One of my Iraqi friends brought me this: Sade Dibek Kahvesi from Artukbey, the Turkish coffee company. Fantastic, thank you!
I should probably ask my friend who speaks Turkish, but I think ”Sade Dibek Kahvesi” means ”plain coffee.” This coffee is supposed to be brewed in a cesve (or briki, or ibric, depending on where you are). That’s why it’s ground super fine. I tried to do some research, but I couldn’t find any information on the ingredients. Judging by the bag aroma, I think it’s mostly, if not all, Arabica. But then there’s also the familiar funk you get from Turkish and Greek coffee. I honestly don’t know what it is. (If you do, please tell me!) Someone told me the smell comes from the way the beans are processed. The word is there is some mold in the coffee. I’m not sure if this is true, but the coffee certainly smells like that. In my opinion though, it’s not unpleasant at all. The more I tried to analyze the aroma of the ground coffee, the more I thought it smelled like salted licorice. Quite interesting!

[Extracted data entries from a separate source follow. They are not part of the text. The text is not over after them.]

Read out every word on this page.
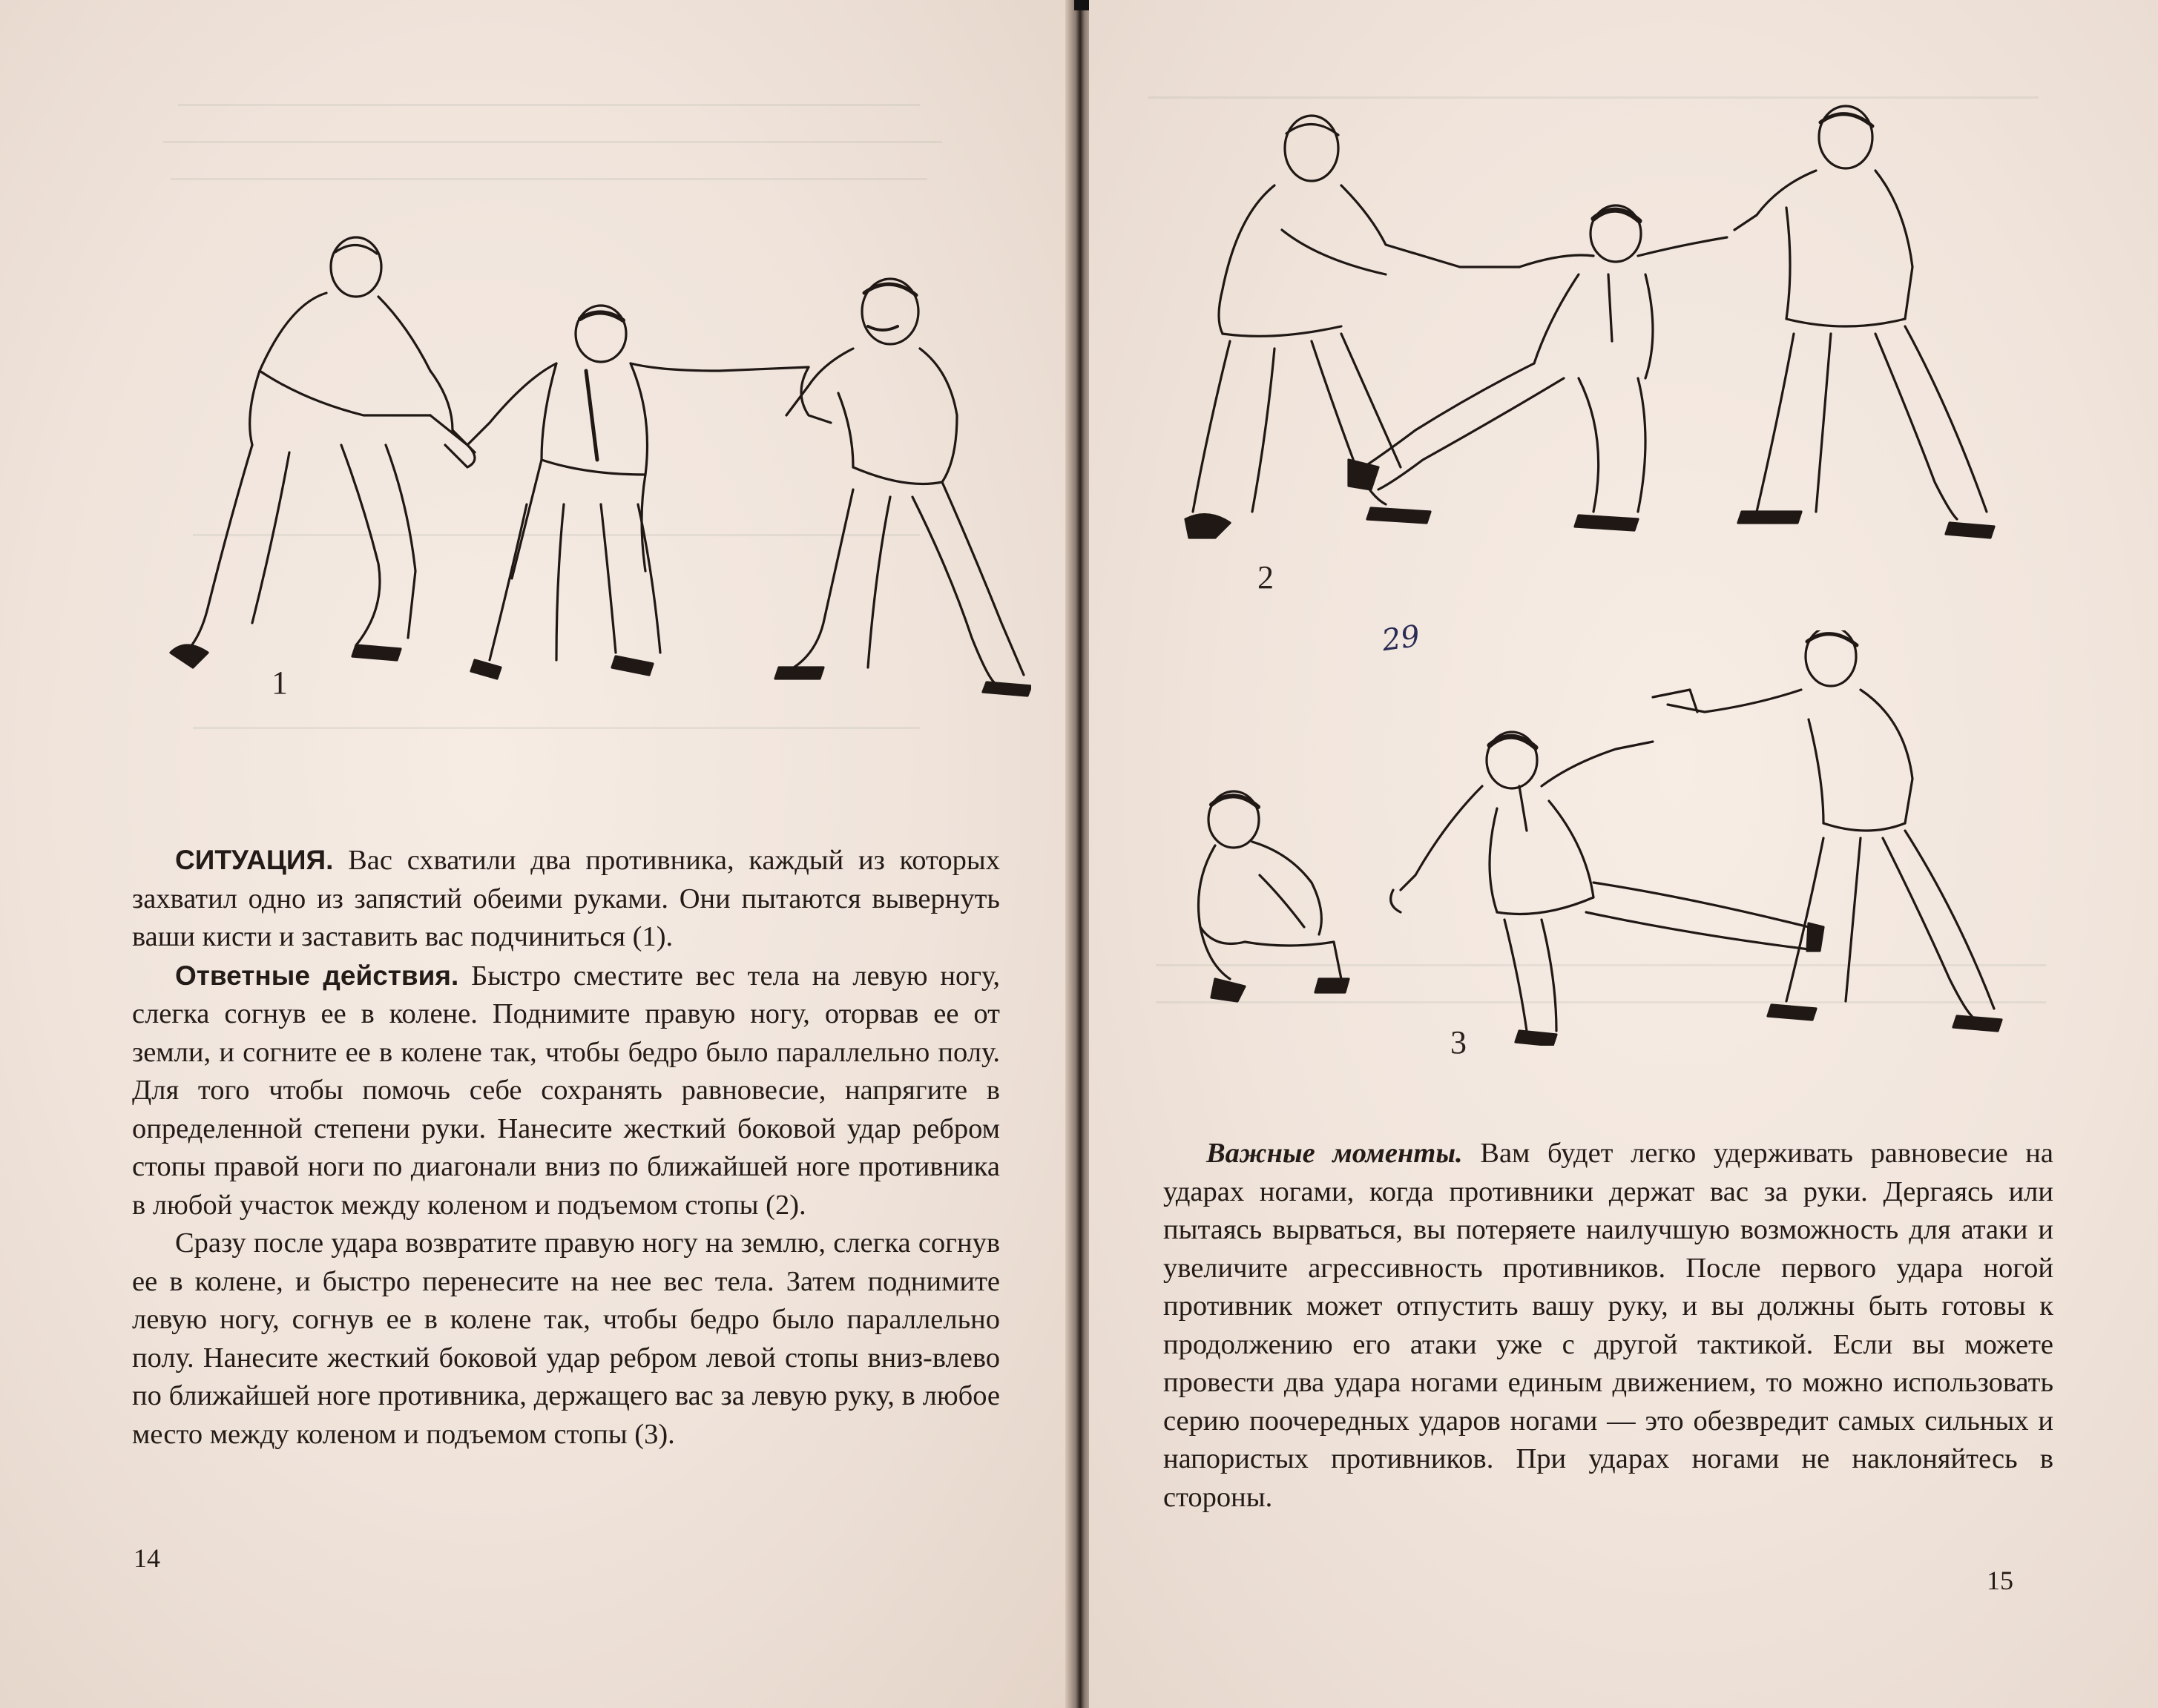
1

СИТУАЦИЯ. Вас схватили два противника, каждый из которых захватил одно из запястий обеими руками. Они пытаются вывернуть ваши кисти и заставить вас подчиниться (1).

Ответные действия. Быстро сместите вес тела на левую ногу, слегка согнув ее в колене. Поднимите правую ногу, оторвав ее от земли, и согните ее в колене так, чтобы бедро было параллельно полу. Для того чтобы помочь себе сохранять равновесие, напрягите в определенной степени руки. Нанесите жесткий боковой удар ребром стопы правой ноги по диагонали вниз по ближайшей ноге противника в любой участок между коленом и подъемом стопы (2).

Сразу после удара возвратите правую ногу на землю, слегка согнув ее в колене, и быстро перенесите на нее вес тела. Затем поднимите левую ногу, согнув ее в колене так, чтобы бедро было параллельно полу. Нанесите жесткий боковой удар ребром левой стопы вниз-влево по ближайшей ноге противника, держащего вас за левую руку, в любое место между коленом и подъемом стопы (3).

14
2
29
3

Важные моменты. Вам будет легко удерживать равновесие на ударах ногами, когда противники держат вас за руки. Дергаясь или пытаясь вырваться, вы потеряете наилучшую возможность для атаки и увеличите агрессивность противников. После первого удара ногой противник может отпустить вашу руку, и вы должны быть готовы к продолжению его атаки уже с другой тактикой. Если вы можете провести два удара ногами единым движением, то можно использовать серию поочередных ударов ногами — это обезвредит самых сильных и напористых противников. При ударах ногами не наклоняйтесь в стороны.

15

I actually bought my first cesve in order to enjoy this coffee. I admit that it has taken me some time to learn the Turkish method of brewing coffee, but I think I’m getting close. I’ve found the right coffee-to-water ratio, and the right amount of heat. I can get a pretty nice crema, too. However, I’m no expert. That’s why I’ll just give you some initial impressions.
I liked this coffee very much.
I tried to make it with some sugar, as is customary in Turkey. It was OK. But since I don’t have a sweet tooth, I usually left the sugar out, and enjoyed the ”plain coffee” taste. It was strong and flavorful, but ”medium” enough to enjoy any time of the day. It was pretty basic, but in a very good way. It just worked for me every time.